Mello (2008, p. 2) coloca que com o avanço da informática e com os Sistemas de Informações Geográficas - SIG, “[...] o Sensoriamento Remoto, a Fotogrametria e a Cartografia assumiram papel preponderante na Gestão e Planejamento Urbano, Rural e Ambiental”.

Loch (2008) cita que as fotografias aéreas ou outros sensores podem ser aplicados no planejamento urbano, no monitoramento da expansão urbana, preservação do meio ambiente e controle ecológico, às redes de drenagem, ao

cadastro urbano e rural, redes elétricas, construção de estradas, entre outros.

2.2.3 Mapas temáticos

Para um resultado confiável sobre a caracterização da realidade físico-espacial municipal é importante que se tenha um Cadastro Territorial Multifinalitário (CTM), pois, permite criar bases para o planejamento urbano e regional, oferecendo diversas vantagens que auxiliam no suporte a gestão pública, a partir de um sistema cartográfico de qualidade e de um banco de dados atualizado (LOCH e ERBA, 2007).

O Cadastro Técnico, na visão de Pereira e Loch (2008, p. 2) “(...) tem se mostrado cada vez mais eficaz por permitir estruturar uma grande quantidade de informações com múltiplas finalidades e organizá-las espacialmente através de mapas temáticos ou outras saídas cartográficas”.

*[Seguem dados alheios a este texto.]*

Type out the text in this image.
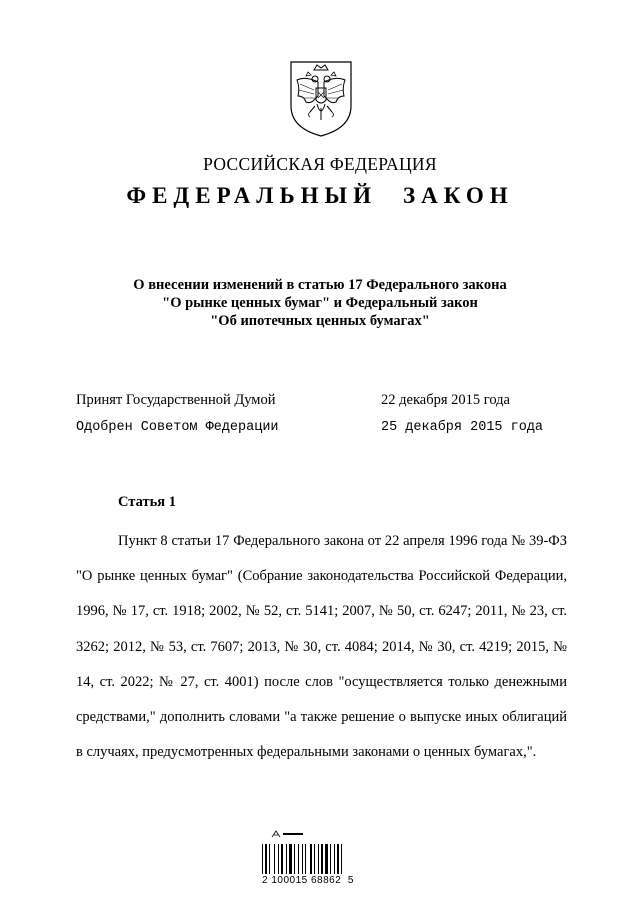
РОССИЙСКАЯ ФЕДЕРАЦИЯ
ФЕДЕРАЛЬНЫЙ ЗАКОН
О внесении изменений в статью 17 Федерального закона
"О рынке ценных бумаг" и Федеральный закон
"Об ипотечных ценных бумагах"
Принят Государственной Думой	22 декабря 2015 года
Одобрен Советом Федерации	25 декабря 2015 года
Статья 1

Пункт 8 статьи 17 Федерального закона от 22 апреля 1996 года № 39-ФЗ "О рынке ценных бумаг" (Собрание законодательства Российской Федерации, 1996, № 17, ст. 1918; 2002, № 52, ст. 5141; 2007, № 50, ст. 6247; 2011, № 23, ст. 3262; 2012, № 53, ст. 7607; 2013, № 30, ст. 4084; 2014, № 30, ст. 4219; 2015, № 14, ст. 2022; № 27, ст. 4001) после слов "осуществляется только денежными средствами," дополнить словами "а также решение о выпуске иных облигаций в случаях, предусмотренных федеральными законами о ценных бумагах,".

2 100015 68862  5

Philips (2010) cita que, “(...) o cadastro de parcelas será o fundamento para qualquer outro cadastro temático. Cada cadastro temático tem seu próprio objetivo e se refere muitas vezes a objetos distintos [...]. No caso do cadastro parcelar, são representadas todas as unidades territoriais do município com a mesma prioridade usando as mesmas técnicas, independentemente da importância para um determinado cadastro temático.

Segundo Loch (1993) para que se tenha a gestão do território, é necessário o acompanhamento sistemático da dinâmica dos fenômenos que interferem no espaço físico territorial e urbano sendo essencial a análise de mapas da área de interesse (em escala compatível), elaborados em diferentes épocas, de maneira que, os gestores visualizem a situação presente, entendam as mudanças temporais e possam administrar as ações futuras.

Para Loch e Erba (2007) um diagnóstico elaborado em séries temporais pode auxiliar, por exemplo, nas observações a respeito de desigualdades, possibilitando justificar as ocorrências de mudanças nas legislações devido às alterações ocorridas no município, visto que ele é fruto das ações da comunidade.

Segundo Arruda e Sá (2006, p. 80), a partir de análises espaciais “(...) pode-se acompanhar a dinâmica das

transformações da paisagem urbana de forma mais eficaz, observando e propondo ações mais eficientes quanto à ocupação e ao uso do solo na produção do espaço urbano”, auxiliando arquitetos, urbanistas e planejadores, na elaboração da legislação ou em intervenções urbanísticas.

Loch e Erba (2007, p. 132) destacam que, como cada cidade tem autonomia de elaboração do seu plano diretor e independência administrativa “(...) o investimento do cadastro urbano normalmente é muito lucrativo para o poder municipal, não somente através do incremento de arrecadação, mas também pela possibilidade de tomar decisões com base na realidade representada na cartografia cadastral”.